Face à ces complications, une équipe de chercheurs du National Institute of Agricultural Research of Niger a décidé de remettre cette ancienne technique d'engrais à base d'urine humaine au goût du jour, tout en l'assainissant pour en faire ressortir uniquement le phosphore, le potassium et l'azote naturellement présents dans notre urine et bons pour les plantes.

Pour ce faire, le liquide a été stocké dans des bidons et gardé à une température ne dépassant par les 24°C pendant près de trois mois, un laps de temps assez conséquent «pour détruire les agents pathogènes restants qui peuvent résister sur de longues périodes dans le liquide acide», souligne ScienceAlert.

Une augmentation des rendements

Après l'étape d'assainissement, des agricultrices –au Niger, ce sont principalement les femmes qui s'occupent des récoltes– ont été invitées à utiliser cet engrais naturel sur leurs terres pendant près de trois ans. Afin de comparer, certaines ont dû mélanger leur mixture avec du fumier animal, d'autres n'ont tout simplement rien utilisé.

Entre 2014 et 2016, près de 681 essais ont été menés. Résultat? Les femmes ayant utilisé de l'urine sur leurs plantations ont connu une augmentation moyenne de 30% du rendement de leur récolte. La différence était telle que la plupart des femmes de la région se sont tournées vers cette technique.

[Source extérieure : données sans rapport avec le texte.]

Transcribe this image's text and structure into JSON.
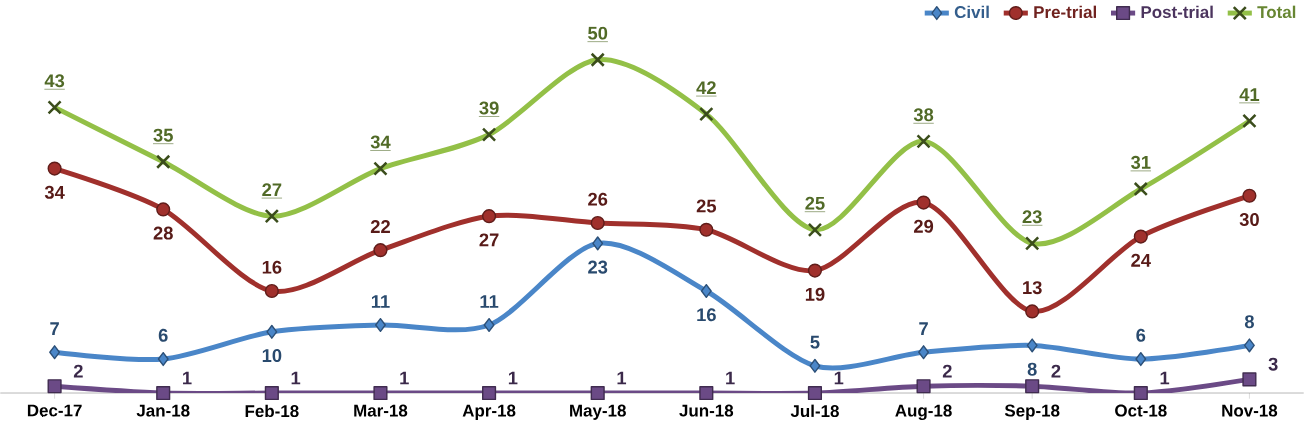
{
  "chart_data": {
    "type": "line",
    "categories": [
      "Dec-17",
      "Jan-18",
      "Feb-18",
      "Mar-18",
      "Apr-18",
      "May-18",
      "Jun-18",
      "Jul-18",
      "Aug-18",
      "Sep-18",
      "Oct-18",
      "Nov-18"
    ],
    "series": [
      {
        "name": "Civil",
        "color": "#4a86c8",
        "marker": "diamond",
        "values": [
          7,
          6,
          10,
          11,
          11,
          23,
          16,
          5,
          7,
          8,
          6,
          8
        ]
      },
      {
        "name": "Pre-trial",
        "color": "#a0302c",
        "marker": "circle",
        "values": [
          34,
          28,
          16,
          22,
          27,
          26,
          25,
          19,
          29,
          13,
          24,
          30
        ]
      },
      {
        "name": "Post-trial",
        "color": "#6b4a86",
        "marker": "square",
        "values": [
          2,
          1,
          1,
          1,
          1,
          1,
          1,
          1,
          2,
          2,
          1,
          3
        ]
      },
      {
        "name": "Total",
        "color": "#93c047",
        "marker": "cross",
        "values": [
          43,
          35,
          27,
          34,
          39,
          50,
          42,
          25,
          38,
          23,
          31,
          41
        ]
      }
    ],
    "data_labels": true,
    "legend": "top right"
  }
}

En plus de représenter une bonne alternative pour les agriculteurs vivant dans des régions arides, les chercheurs concluent dans leur étude publiée dans la revue Agronomy for Sustainable Development que ces engrais à base d'urine peuvent également jouer un rôle dans les pays industrialisés: ils pourraient rendre nos systèmes d'assainissement plus durables, ou encore nous aider à consommer moins d'énergie fossile.